A former journalist and member of President Barack Obama’s 2008 transition team, Kirp is completing a new book, “Greater Expectations,” on three “punching-beyond-their-weight” school districts. The followed edited excerpt from the book looks at how two of the three districts responded to the coronavirus pandemic.
They are the Union City School District in New Jersey — which was the subject of “Improbable Scholars” — and Union Public Schools in Oklahoma.
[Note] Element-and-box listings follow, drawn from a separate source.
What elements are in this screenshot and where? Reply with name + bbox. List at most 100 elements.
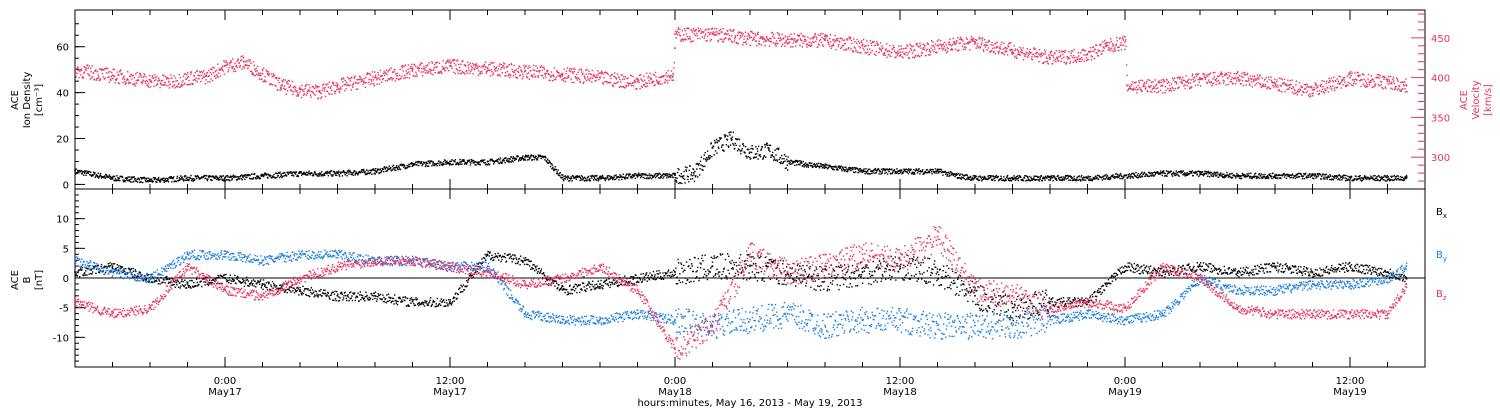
data-point (95, 69, 97, 71)
data-point (882, 169, 884, 171)
data-point (997, 175, 999, 178)
data-point (752, 157, 755, 159)
sample-point (936, 169, 939, 172)
data-point (797, 34, 800, 37)
data-point (993, 176, 995, 178)
data-point (78, 69, 81, 71)
data-point (80, 68, 83, 70)
data-point (746, 157, 748, 159)
data-point (601, 82, 604, 84)
data-point (209, 175, 211, 178)
data-point (782, 38, 784, 40)
data-point (1345, 177, 1348, 180)
data-point (1047, 175, 1049, 177)
data-point (203, 174, 206, 177)
data-point (296, 92, 299, 94)
data-point (1316, 176, 1318, 178)
data-point (1340, 176, 1343, 179)
data-point (220, 67, 223, 70)
data-point (841, 170, 843, 172)
data-point (622, 176, 624, 178)
data-point (1131, 172, 1133, 175)
data-point (716, 141, 719, 144)
data-point (1042, 176, 1044, 178)
data-point (1132, 175, 1134, 178)
data-point (923, 173, 925, 175)
data-point (875, 171, 878, 174)
data-point (795, 41, 797, 43)
data-point (369, 74, 372, 76)
data-point (875, 50, 878, 53)
data-point (228, 62, 231, 64)
data-point (135, 82, 138, 84)
data-point (254, 173, 256, 175)
data-point (1336, 176, 1339, 178)
data-point (1222, 176, 1224, 178)
data-point (735, 138, 737, 140)
data-point (705, 28, 708, 31)
data-point (616, 82, 618, 84)
data-point (362, 83, 364, 86)
data-point (87, 67, 90, 69)
data-point (850, 39, 853, 42)
data-point (549, 79, 551, 81)
data-point (490, 159, 493, 161)
data-point (946, 47, 948, 49)
data-point (1296, 174, 1298, 176)
data-point (890, 55, 892, 58)
data-point (206, 71, 209, 74)
data-point (784, 35, 787, 37)
data-point (240, 56, 242, 58)
data-point (884, 54, 886, 57)
data-point (675, 179, 677, 182)
data-point (82, 72, 85, 74)
data-point (467, 67, 470, 69)
data-point (83, 66, 85, 68)
data-point (446, 160, 448, 162)
data-point (875, 54, 877, 57)
data-point (134, 82, 136, 85)
data-point (394, 80, 397, 82)
data-point (389, 68, 391, 71)
data-point (630, 74, 632, 77)
data-point (970, 35, 973, 38)
data-point (625, 85, 628, 88)
data-point (1374, 174, 1376, 177)
data-point (648, 82, 651, 85)
data-point (103, 69, 105, 71)
data-point (587, 78, 589, 80)
data-point (658, 172, 660, 175)
data-point (706, 150, 709, 152)
data-point (349, 84, 351, 87)
data-point (699, 28, 702, 30)
data-point (691, 40, 693, 43)
data-point (1341, 179, 1343, 181)
data-point (279, 87, 282, 90)
data-point (1241, 175, 1243, 177)
data-point (91, 174, 94, 176)
data-point (272, 176, 275, 178)
data-point (599, 175, 601, 177)
data-point (148, 86, 150, 88)
data-point (878, 47, 881, 49)
data-point (1168, 171, 1170, 173)
data-point (1171, 172, 1173, 175)
data-point (988, 40, 990, 42)
data-point (709, 155, 712, 157)
data-point (408, 77, 411, 79)
data-point (420, 161, 423, 163)
data-point (1174, 174, 1176, 177)
data-point (1085, 176, 1088, 178)
data-point (79, 69, 82, 71)
data-point (454, 72, 457, 75)
data-point (927, 43, 930, 45)
data-point (1091, 180, 1094, 182)
data-point (788, 163, 790, 165)
data-point (338, 91, 341, 94)
data-point (533, 159, 535, 161)
data-point (1264, 173, 1266, 176)
data-point (147, 85, 149, 87)
data-point (845, 166, 847, 168)
data-point (1266, 177, 1268, 179)
data-point (1310, 175, 1312, 178)
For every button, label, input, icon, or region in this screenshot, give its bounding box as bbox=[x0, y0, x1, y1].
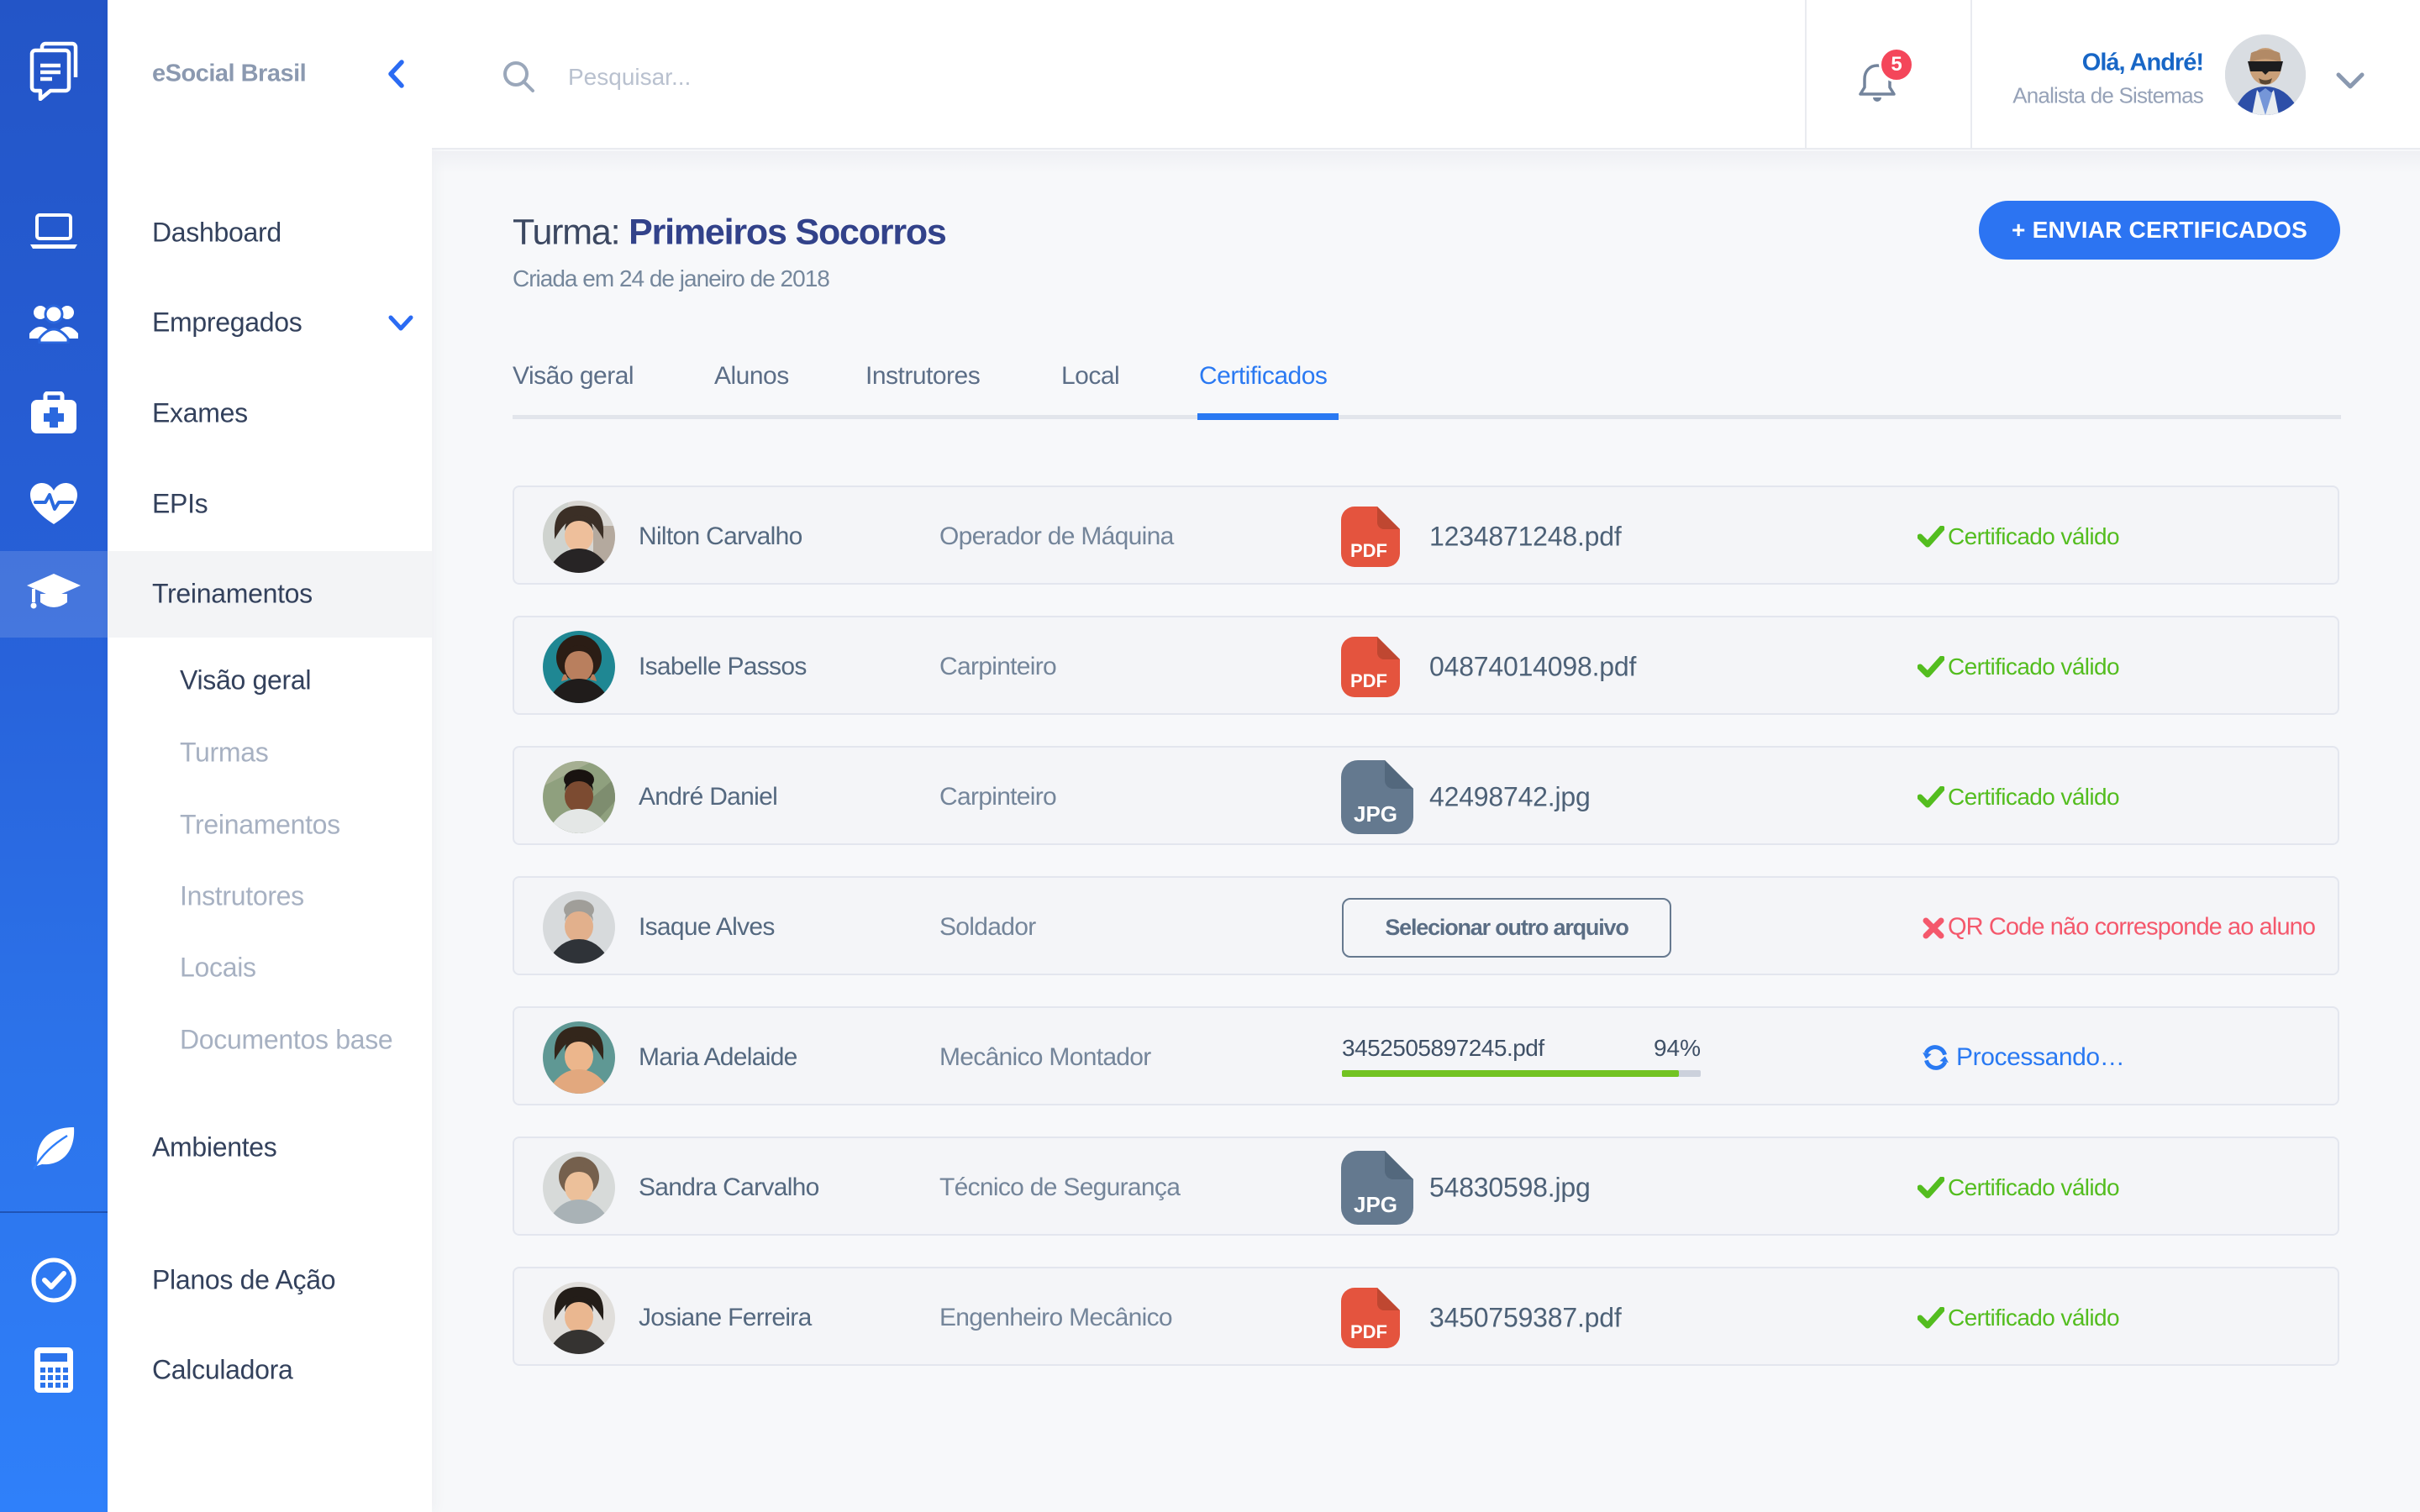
svg-text:JPG: JPG bbox=[1354, 801, 1397, 827]
svg-text:PDF: PDF bbox=[1350, 540, 1387, 561]
svg-text:JPG: JPG bbox=[1354, 1192, 1397, 1217]
svg-text:PDF: PDF bbox=[1350, 670, 1387, 691]
svg-text:PDF: PDF bbox=[1350, 1321, 1387, 1342]
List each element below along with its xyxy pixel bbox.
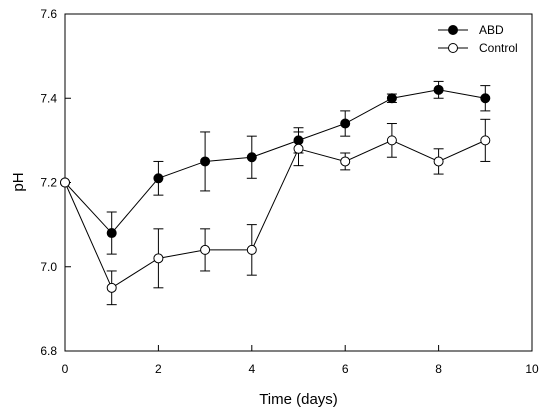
data-point-control <box>433 156 444 167</box>
y-tick-label: 7.6 <box>40 7 57 21</box>
y-tick-label: 6.8 <box>40 344 57 358</box>
data-point-control <box>200 244 211 255</box>
data-point-control <box>340 156 351 167</box>
data-point-abd <box>200 156 211 167</box>
x-tick-label: 6 <box>342 362 349 376</box>
data-point-abd <box>480 93 491 104</box>
series-control-line <box>64 139 486 289</box>
y-axis-ticks: 6.8 7.0 7.2 7.4 7.6 <box>40 7 71 358</box>
x-tick-label: 2 <box>155 362 162 376</box>
data-point-control <box>293 143 304 154</box>
legend-item-abd: ABD <box>438 23 504 37</box>
data-point-abd <box>433 84 444 95</box>
y-axis-title: pH <box>10 172 27 191</box>
data-point-control <box>60 177 70 188</box>
data-point-abd <box>340 118 351 129</box>
series-control <box>60 118 491 306</box>
data-point-abd <box>106 228 117 239</box>
plot-frame <box>64 13 533 352</box>
legend: ABD Control <box>438 23 518 55</box>
data-point-control <box>153 253 164 264</box>
legend-control-label: Control <box>479 41 518 55</box>
y-tick-label: 7.2 <box>40 176 57 190</box>
y-tick-label: 7.0 <box>40 260 57 274</box>
y-tick-label: 7.4 <box>40 91 57 105</box>
series-layer <box>60 80 491 306</box>
data-point-abd <box>386 93 397 104</box>
data-point-control <box>480 135 491 146</box>
data-point-abd <box>153 173 164 184</box>
legend-control-marker <box>448 43 458 53</box>
data-point-abd <box>246 152 257 163</box>
x-axis-ticks: 0 2 4 6 8 10 <box>62 345 539 376</box>
data-point-control <box>246 244 257 255</box>
legend-item-control: Control <box>438 41 518 55</box>
legend-abd-marker <box>448 25 458 35</box>
data-point-control <box>106 282 117 293</box>
x-tick-label: 8 <box>435 362 442 376</box>
x-tick-label: 0 <box>62 362 69 376</box>
legend-abd-label: ABD <box>479 23 504 37</box>
x-tick-label: 4 <box>248 362 255 376</box>
x-tick-label: 10 <box>525 362 539 376</box>
x-axis-title: Time (days) <box>259 391 338 408</box>
series-abd-line <box>64 89 486 234</box>
series-abd <box>60 80 491 255</box>
data-point-control <box>386 135 397 146</box>
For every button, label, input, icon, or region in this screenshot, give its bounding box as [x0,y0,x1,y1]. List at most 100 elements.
Union and Union City have national reputations as pioneers in technology, and that on-the-ground capacity enabled them to pivot quickly to distance learning.
Union, Oklahoma, was one of the nation’s earliest adopters of virtual learning. A high school academy that combined virtual and classroom instruction, begun in 2012, had attracted several hundred high school students. Two years later, Union was among the 100 school districts hailed by President Barack Obama, at a White House ceremony, as a “connected and future-ready” model of innovation.
In fall 2019, Union expanded its virtual program, with a fully online program for middle as well as high school students. However, only 40 students signed up, and it seems that almost every student wanted to spend some time in the classroom.
As the district pondered its next steps in online learning, covid-19 loomed large. “We wanted to get ahead of the game,” Superintendent Kirt Hartzler asserted, echoing his Union City counterpart, and by mid-February 2020, a plan was in the works. A month later, Oklahoma closed all its public schools and Union shifted to all-virtual learning. In a single week, the district, like Union City, turned a fledgling venture that had enrolled only a handful of students into a virtual education program its 16,000 students.